No suprises that the "accredited" media have not picked up on any of this.
So if I have read this correctly, and concede that I very well might not have, it would appear to me that the proecution lawyer, ex 7 Bedford Row and now Solictor General Howard Sharp is either completey incompedent, or was there just to play his part in what was an attempt of a cover-up of Corporate Manslaughter.
Like I said, I could have this all wrong but that is how it reads to me.
Tony - you wrote:
It was not for the Dr Moyano's defence to check on the veracity of the statements. Acting on her behalf, it was quite proper for them to take what she said at face value.
That may be how things are done but
remember the duck in "Babe."
Cow: The only way you'll find happiness is to accept that the way things are is the way things are.
Ferdinand: 'The way things are' stinks!
I don't think it should be "proper" for any part of the judicial system to just accept any old flannel they are told. If a little bit of checking would reveal who was probably telling porkies and who was probably telling the truth, then the defence bloody well should check up the "veracity".

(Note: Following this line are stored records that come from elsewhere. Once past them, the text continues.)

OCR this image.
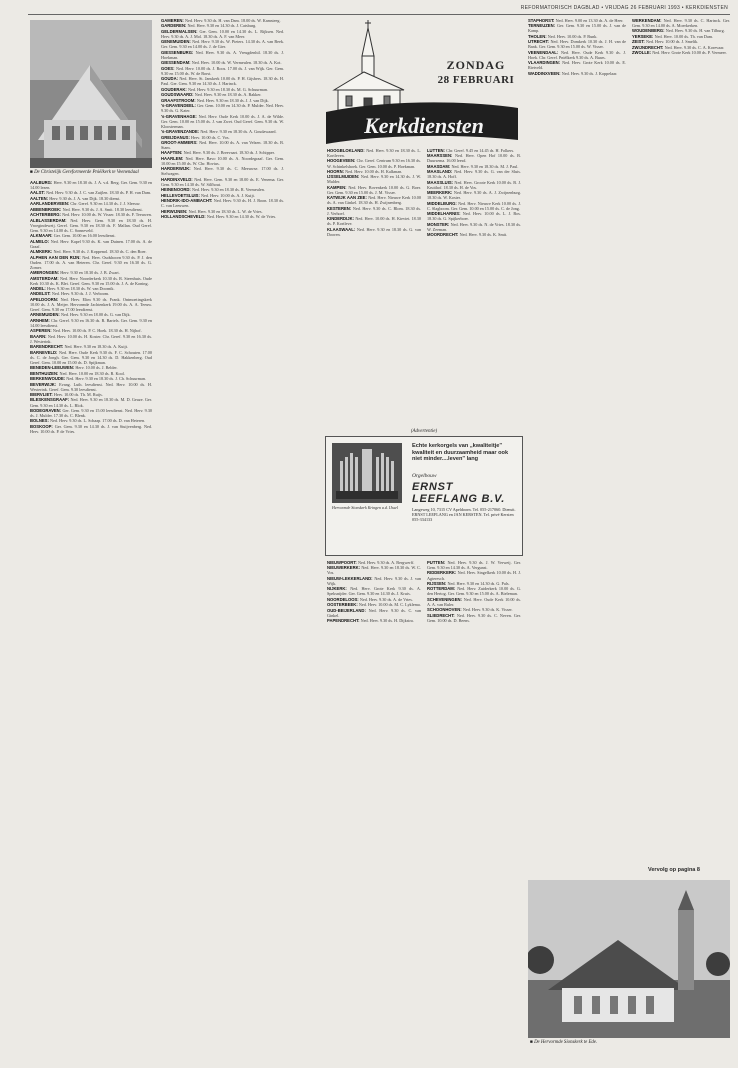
REFORMATORISCH DAGBLAD • VRIJDAG 26 FEBRUARI 1993 • KERKDIENSTEN
■ De Christelijk Gereformeerde Pniëlkerk te Veenendaal

AALBURG: Herv. 9.30 en 18.30 ds. J. A. v.d. Berg. Ger. Gem. 9.30 en 14.00 lezen.

AALST: Ned. Herv. 9.30 ds. J. C. van Zuijlen. 18.30 ds. P. H. van Dam.

AALTEN: Herv. 9.30 ds. J. A. van Dijk. 18.30 dienst.

AARLANDERVEEN: Chr. Geref. 9.30 en 14.30 ds. J. J. Sleeuw.

ABBENBROEK: Ned. Herv. 9.30 ds. J. A. Smit. 18.30 leesdienst.

ACHTERBERG: Ned. Herv. 10.00 ds. W. Visser. 18.30 ds. F. Teeuwen.

ALBLASSERDAM: Ned. Herv. Gem. 9.30 en 18.30 ds. H. Vroegindeweij. Geref. Gem. 9.30 en 18.30 ds. F. Mallan. Oud Geref. Gem. 9.30 en 14.00 ds. C. Sonneveld.

ALKMAAR: Ger. Gem. 10.00 en 16.00 leesdienst.

ALMELO: Ned. Herv. Kapel 9.30 ds. K. van Duinen. 17.00 ds. A. de Graaf.

ALMKERK: Ned. Herv. 9.30 ds. J. Koppenol. 18.30 ds. C. den Boer.

ALPHEN AAN DEN RIJN: Ned. Herv. Oudshoorn 9.30 ds. P. J. den Ouden. 17.00 ds. A. van Heteren. Chr. Geref. 9.30 en 16.30 ds. G. Zomer.

AMERONGEN: Herv. 9.30 en 18.30 ds. J. B. Zwart.

AMSTERDAM: Ned. Herv. Noorderkerk 10.30 ds. R. Steenhuis. Oude Kerk 10.30 ds. K. Blei. Geref. Gem. 9.30 en 15.00 ds. J. A. de Koning.

ANDEL: Herv. 9.30 en 18.30 ds. W. van Doornik.

ANDELST: Ned. Herv. 9.30 ds. J. J. Verboom.

APELDOORN: Ned. Herv. Elim 9.30 ds. Frank. Ontmoetingskerk 10.00 ds. J. A. Meijer. Hervormde Jachtenkerk 19.00 ds. A. A. Teeuw. Geref. Gem. 9.30 en 17.00 leesdienst.

ARNEMUIDEN: Ned. Herv. 9.30 en 18.00 ds. G. van Dijk.

ARNHEM: Chr. Geref. 9.30 en 16.30 ds. R. Bartels. Ger. Gem. 9.30 en 14.00 leesdienst.

ASPEREN: Ned. Herv. 10.00 ds. P. C. Hoek. 18.30 ds. H. Nijhof.

BAARN: Ned. Herv. 10.00 ds. H. Koster. Chr. Geref. 9.30 en 16.30 ds. J. Westerink.

BARENDRECHT: Ned. Herv. 9.30 en 18.30 ds. A. Kuijt.

BARNEVELD: Ned. Herv. Oude Kerk 9.30 ds. F. C. Schouten. 17.00 ds. C. de Jongh. Ger. Gem. 9.30 en 14.30 ds. D. Hakkenberg. Oud Geref. Gem. 10.00 en 15.00 ds. D. Spijkman.

BENEDEN-LEEUWEN: Herv. 10.00 ds. J. Belder.

BENTHUIZEN: Ned. Herv. 10.00 en 18.30 ds. R. Kool.

BERKENWOUDE: Ned. Herv. 9.30 en 18.30 ds. J. Ch. Schuurman.

BEVERWIJK: Evang. Luth. leesdienst. Ned. Herv. 10.00 ds. H. Westerink. Geref. Gem. 9.30 leesdienst.

BIERVLIET: Herv. 10.00 ds. Th. M. Ruijs.

BLESKENSGRAAF: Ned. Herv. 9.30 en 18.30 ds. M. D. Geuze. Ger. Gem. 9.30 en 14.30 ds. L. Blok.

BODEGRAVEN: Ger. Gem. 9.30 en 15.00 leesdienst. Ned. Herv. 9.30 ds. J. Mulder. 17.30 ds. C. Blenk.

BOLNES: Ned. Herv. 9.30 ds. L. Schaap. 17.00 ds. D. van Heteren.

BOSKOOP: Ger. Gem. 9.30 en 14.30 ds. J. van Stuijvenberg. Ned. Herv. 10.00 ds. P. de Vries.

GAMEREN: Ned. Herv. 9.30 ds. H. van Dam. 18.00 ds. W. Kamsteeg.

GARDEREN: Ned. Herv. 9.30 en 14.30 ds. J. Catsburg.

GELDERMALSEN: Ger. Gem. 10.00 en 14.30 ds. L. Rijksen. Ned. Herv. 9.30 ds. A. J. Mol. 18.30 ds. A. F. van Meer.

GENEMUIDEN: Ned. Herv. 9.30 ds. W. Pieters. 14.30 ds. A. van Beek. Ger. Gem. 9.30 en 14.00 ds. J. de Gier.

GIESSENBURG: Ned. Herv. 9.30 ds. A. Vreugdenhil. 18.30 ds. J. Hoekman.

GIESSENDAM: Ned. Herv. 10.00 ds. W. Vermeulen. 18.30 ds. A. Kot.

GOES: Ned. Herv. 10.00 ds. J. Roos. 17.00 ds. J. van Wijk. Ger. Gem. 9.30 en 15.00 ds. W. de Borst.

GOUDA: Ned. Herv. St. Janskerk 10.00 ds. P. H. Gijsbers. 18.30 ds. H. Paul. Ger. Gem. 9.30 en 14.30 ds. J. Harinck.

GOUDERAK: Ned. Herv. 9.30 en 18.30 ds. M. G. Schuurman.

GOUDSWAARD: Ned. Herv. 9.30 en 18.30 ds. A. Bakker.

GRAAFSTROOM: Ned. Herv. 9.30 en 18.30 ds. J. J. van Dijk.

's-GRAVENDEEL: Ger. Gem. 10.00 en 14.30 ds. P. Mulder. Ned. Herv. 9.30 ds. G. Kater.

's-GRAVENHAGE: Ned. Herv. Oude Kerk 10.00 ds. J. A. de Wilde. Ger. Gem. 10.00 en 15.00 ds. J. van Zwet. Oud Geref. Gem. 9.30 ds. W. Kloosterman.

's-GRAVENZANDE: Ned. Herv. 9.30 en 18.30 ds. A. Goudzwaard.

GREIJDANUS: Herv. 10.00 ds. C. Vos.

GROOT-AMMERS: Ned. Herv. 10.00 ds. A. van Velzen. 18.30 ds. B. Stam.

HAAFTEN: Ned. Herv. 9.30 ds. J. Breevaart. 18.30 ds. J. Schipper.

HAARLEM: Ned. Herv. Bavo 10.00 ds. A. Noordegraaf. Ger. Gem. 10.00 en 15.00 ds. W. Chr. Hovius.

HARDERWIJK: Ned. Herv. 9.30 ds. C. Meeuwse. 17.00 ds. J. Stelwagen.

HARDINXVELD: Ned. Herv. Gem. 9.30 en 18.00 ds. E. Venema. Ger. Gem. 9.30 en 14.30 ds. W. Silfhout.

HEINENOORD: Ned. Herv. 9.30 en 18.30 ds. R. Vermeulen.

HELLEVOETSLUIS: Ned. Herv. 10.00 ds. A. J. Kuijt.

HENDRIK-IDO-AMBACHT: Ned. Herv. 9.30 ds. H. J. Boon. 18.30 ds. C. van Leeuwen.

HERWIJNEN: Ned. Herv. 9.30 en 18.30 ds. L. W. de Vries.

HOLLANDSCHEVELD: Ned. Herv. 9.30 en 14.30 ds. W. de Vries.

ZONDAG
28 FEBRUARI
Kerkdiensten

HOOGBLOKLAND: Ned. Herv. 9.30 en 18.30 ds. L. Kortleven.

HOOGEVEEN: Chr. Geref. Centrum 9.30 en 16.30 ds. W. Schinkelshoek. Ger. Gem. 10.00 ds. P. Hoekman.

HOORN: Ned. Herv. 10.00 ds. H. Kalkman.

IJSSELMUIDEN: Ned. Herv. 9.30 en 14.30 ds. J. W. Mulder.

KAMPEN: Ned. Herv. Bovenkerk 10.00 ds. G. Boer. Ger. Gem. 9.30 en 15.00 ds. J. M. Visser.

KATWIJK AAN ZEE: Ned. Herv. Nieuwe Kerk 10.00 ds. A. van Ginkel. 18.30 ds. H. Zwijnenberg.

KESTEREN: Ned. Herv. 9.30 ds. C. Blom. 18.30 ds. J. Verhoef.

KINDERDIJK: Ned. Herv. 10.00 ds. H. Kieviet. 18.30 ds. P. Kortleve.

KLAASWAAL: Ned. Herv. 9.30 en 18.30 ds. G. van Dooren.

LUTTEN: Chr. Geref. 9.45 en 14.45 ds. H. Folkers.

MAARSSEN: Ned. Herv. Open Hof 10.00 ds. B. Duursema. 16.00 leesd.

MAASDAM: Ned. Herv. 9.30 en 18.30 ds. M. J. Paul.

MAASLAND: Ned. Herv. 9.30 ds. G. van der Sluis. 18.30 ds. A. Hoff.

MAASSLUIS: Ned. Herv. Groote Kerk 10.00 ds. B. J. Kruithof. 18.30 ds. H. de Vos.

MEERKERK: Ned. Herv. 9.30 ds. A. J. Zwijnenburg. 18.30 ds. W. Koster.

MIDDELBURG: Ned. Herv. Nieuwe Kerk 10.00 ds. J. C. Slagboom. Ger. Gem. 10.00 en 15.00 ds. C. de Jong.

MIDDELHARNIS: Ned. Herv. 10.00 ds. L. J. Bos. 18.30 ds. G. Spijkerboer.

MONSTER: Ned. Herv. 9.30 ds. N. de Vries. 18.30 ds. W. Zeeman.

MOORDRECHT: Ned. Herv. 9.30 ds. K. Smit.

(Advertentie)
Hervormde Sionskerk Kringen a.d. IJssel
Echte kerkorgels van „kwaliteitje" kwaliteit en duurzaamheid maar ook niet minder....leven" lang
Orgelbouw
ERNST
LEEFLANG B.V.
Langeweg 10, 7315 CV Apeldoorn. Tel. 055-217060. Dienstt. ERNST LEEFLANG en JAN KERSTEN. Tel. privé Kersten 055-334133

NIEUWPOORT: Ned. Herv. 9.30 ds. A. Bergwerff.

NIEUWERKERK: Ned. Herv. 9.30 en 18.30 ds. W. C. Vos.

NIEUW-LEKKERLAND: Ned. Herv. 9.30 ds. J. van Wijk.

NIJKERK: Ned. Herv. Grote Kerk 9.30 ds. A. Speksnijder. Ger. Gem. 9.30 en 14.30 ds. J. Kruis.

NOORDELOOS: Ned. Herv. 9.30 ds. A. de Vries.

OOSTERBEEK: Ned. Herv. 10.00 ds. M. C. Lyklema.

OUD-BEIJERLAND: Ned. Herv. 9.30 ds. C. van Ginkel.

PAPENDRECHT: Ned. Herv. 9.30 ds. H. Dijkstra.

PUTTEN: Ned. Herv. 9.30 ds. J. W. Verweij. Ger. Gem. 9.30 en 14.30 ds. A. Vergunst.

RIDDERKERK: Ned. Herv. Singelkerk 10.00 ds. H. J. Agteresch.

RIJSSEN: Ned. Herv. 9.30 en 14.30 ds. G. Pals.

ROTTERDAM: Ned. Herv. Zuiderkerk 10.00 ds. G. den Hertog. Ger. Gem. 9.30 en 15.00 ds. A. Bieleman.

SCHEVENINGEN: Ned. Herv. Oude Kerk 10.00 ds. A. A. van Ruler.

SCHOONHOVEN: Ned. Herv. 9.30 ds. K. Visser.

SLIEDRECHT: Ned. Herv. 9.30 ds. C. Neven. Ger. Gem. 10.00 ds. D. Beens.

STAPHORST: Ned. Herv. 9.00 en 13.30 ds. A. de Heer.

TERNEUZEN: Ger. Gem. 9.30 en 15.00 ds. J. van de Kamp.

THOLEN: Ned. Herv. 10.00 ds. P. Bunk.

UTRECHT: Ned. Herv. Domkerk 10.30 ds. J. H. van de Bank. Ger. Gem. 9.30 en 15.00 ds. W. Visser.

VEENENDAAL: Ned. Herv. Oude Kerk 9.30 ds. J. Hoek. Chr. Geref. Pniëlkerk 9.30 ds. A. Baars.

VLAARDINGEN: Ned. Herv. Grote Kerk 10.00 ds. E. Rietveld.

WADDINXVEEN: Ned. Herv. 9.30 ds. J. Koppelaar.

WERKENDAM: Ned. Herv. 9.30 ds. C. Harinck. Ger. Gem. 9.30 en 14.00 ds. A. Moerkerken.

WOUDENBERG: Ned. Herv. 9.30 ds. H. van Tilburg.

YERSEKE: Ned. Herv. 10.00 ds. Th. van Dam.

ZEIST: Ned. Herv. 10.00 ds. J. Smelik.

ZWIJNDRECHT: Ned. Herv. 9.30 ds. C. A. Korevaar.

ZWOLLE: Ned. Herv. Grote Kerk 10.00 ds. P. Vermeer.

Vervolg op pagina 8
■ De Hervormde Sionskerk te Ede.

The point of the legal systems should be to establish guilt and innocence but beyond everything else, truth. It is not to mindlessly comply with a set of rules, no matter how established or lucrative.
Nick is way off in thinking the prime purpose of criminal trials is to establish the truth.
The role of the defence is to present its client's role in the most favourable way-lying is out, economising with "l'actualitie " ??
Anonymous underestimates me. How the law and its appliers currently behave may be a poor reflection of how it and they should behave. Merely stating how they behave now is no justification that they should continue that way.